ENCOURAGING girls to step into STEM careers is key to curbing gender imbalance in the male-dominated space industry.

That is the message from UK Space Agency worker Susan Buckle, who is tasked with inspiring a new generation of future astronauts and space workers.

The education and skills manager, who worked closely with astronaut Tim Peake during his International Space Station mission, coordinates projects with children to stir interest in STEM (science, technology, engineering and maths).

Ms Buckle, based at Harwell Science and Innovation Campus, said: “The main aim is to inspire as many children to get into STEM (science, technology, engineering and maths) at primary age and carry on with science at GCSE and A-Level, and ultimately careers in STEM and the space industry.

“A lot of people think you’ve got to go to NASA to be an astronaut and don’t know about the UK Space Agency.

“As much as little ones all want to become astronauts, we also want them to think about other careers in STEM. There is such a variety of careers.”

The 32-year-old spoke to the Oxford Mail to mark the United Nations International Day of Women and Girls in Science, which took place on Sunday to promote gender equality in science.

Ms Buckle, who lives in Grove, said the balance of women to men was fairly equal at the UK Space Agency and European Space Agency, where she worked previously.

But she added: “Generally in the space industry, there isn’t such a good balance, and we are very aware of that.

“Research shows that by the age of eight, children have decided if science is for them, which is really scary.

“That’s why at primary age, seeing role models doing those jobs is really important.”

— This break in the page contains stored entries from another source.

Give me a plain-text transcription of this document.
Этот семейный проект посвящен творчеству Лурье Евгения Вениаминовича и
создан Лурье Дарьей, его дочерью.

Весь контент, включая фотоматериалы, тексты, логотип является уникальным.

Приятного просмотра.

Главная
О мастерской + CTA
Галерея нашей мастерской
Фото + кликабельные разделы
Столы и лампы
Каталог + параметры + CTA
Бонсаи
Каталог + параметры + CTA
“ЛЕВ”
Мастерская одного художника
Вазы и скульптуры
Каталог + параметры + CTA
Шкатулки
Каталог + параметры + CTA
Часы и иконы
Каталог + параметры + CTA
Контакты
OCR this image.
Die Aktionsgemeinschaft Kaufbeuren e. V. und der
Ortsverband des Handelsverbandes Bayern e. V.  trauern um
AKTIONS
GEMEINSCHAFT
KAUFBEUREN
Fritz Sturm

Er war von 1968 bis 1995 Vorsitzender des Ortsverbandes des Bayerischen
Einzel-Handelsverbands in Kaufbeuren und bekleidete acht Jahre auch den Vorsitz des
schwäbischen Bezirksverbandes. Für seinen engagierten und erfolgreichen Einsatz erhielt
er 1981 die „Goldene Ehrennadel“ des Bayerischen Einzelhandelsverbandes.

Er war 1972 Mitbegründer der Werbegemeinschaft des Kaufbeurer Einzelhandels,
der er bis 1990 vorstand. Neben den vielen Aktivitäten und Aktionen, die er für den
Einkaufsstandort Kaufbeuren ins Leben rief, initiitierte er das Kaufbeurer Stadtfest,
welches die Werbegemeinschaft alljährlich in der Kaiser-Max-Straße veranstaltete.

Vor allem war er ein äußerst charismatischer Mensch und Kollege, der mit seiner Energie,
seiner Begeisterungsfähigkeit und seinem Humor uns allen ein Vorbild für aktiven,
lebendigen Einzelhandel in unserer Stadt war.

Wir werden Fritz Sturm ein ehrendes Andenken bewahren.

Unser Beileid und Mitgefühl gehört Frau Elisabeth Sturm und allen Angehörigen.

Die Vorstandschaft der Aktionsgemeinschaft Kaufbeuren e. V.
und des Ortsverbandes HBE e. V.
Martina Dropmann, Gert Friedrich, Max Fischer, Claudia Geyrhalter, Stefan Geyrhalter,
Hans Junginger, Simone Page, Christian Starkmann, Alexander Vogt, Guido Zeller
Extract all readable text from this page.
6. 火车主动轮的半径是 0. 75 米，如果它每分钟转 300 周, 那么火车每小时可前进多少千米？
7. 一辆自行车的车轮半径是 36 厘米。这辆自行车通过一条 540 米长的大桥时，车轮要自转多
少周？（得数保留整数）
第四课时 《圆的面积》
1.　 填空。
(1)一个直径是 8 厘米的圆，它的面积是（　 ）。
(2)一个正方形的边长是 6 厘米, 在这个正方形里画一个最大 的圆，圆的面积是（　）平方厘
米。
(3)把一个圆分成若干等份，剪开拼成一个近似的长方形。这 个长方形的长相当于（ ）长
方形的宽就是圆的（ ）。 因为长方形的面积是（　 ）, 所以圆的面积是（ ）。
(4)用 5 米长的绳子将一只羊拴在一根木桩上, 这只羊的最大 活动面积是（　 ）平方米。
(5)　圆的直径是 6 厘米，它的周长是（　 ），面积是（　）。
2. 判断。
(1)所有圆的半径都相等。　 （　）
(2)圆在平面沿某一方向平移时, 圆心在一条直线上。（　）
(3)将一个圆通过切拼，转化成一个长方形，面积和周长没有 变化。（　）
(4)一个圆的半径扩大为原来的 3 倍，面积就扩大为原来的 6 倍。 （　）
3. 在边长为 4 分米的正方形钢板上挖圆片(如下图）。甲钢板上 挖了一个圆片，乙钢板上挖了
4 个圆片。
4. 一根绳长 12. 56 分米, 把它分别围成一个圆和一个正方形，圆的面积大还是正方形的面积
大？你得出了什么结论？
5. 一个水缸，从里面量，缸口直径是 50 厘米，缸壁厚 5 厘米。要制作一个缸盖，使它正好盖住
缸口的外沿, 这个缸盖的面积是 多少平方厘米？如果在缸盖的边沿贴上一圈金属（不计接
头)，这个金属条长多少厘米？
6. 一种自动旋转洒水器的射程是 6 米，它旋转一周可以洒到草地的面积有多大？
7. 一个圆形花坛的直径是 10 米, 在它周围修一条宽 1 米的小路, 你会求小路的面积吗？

Ms Buckle had not set out on a career in STEM, instead gaining a degree in psychology and becoming a psychology teacher.

But she said she always had an interest in aviation, having gained her pilot’s licence aged just 17, and combined the two passions by completing a master’s degree in human factors and safety in aeronautics.

She then joined the European Space Agency to teach astronauts and flight teams about communication, teamwork and debriefing.

In her UK Space Agency role, projects have included coordinating Major Peake’s school visits.

Ms Buckle, who is seven-months pregnant with a baby girl, said she has now become a ‘space geek’ and ‘absolutely fascinated by space’.

She added: “I think it was only when I started working I noticed the lack of females in the industry and trying to improve that.

“Before that I didn’t see it as an issue. I wasn’t aware it would be.

“I never thought being female held me back in any way."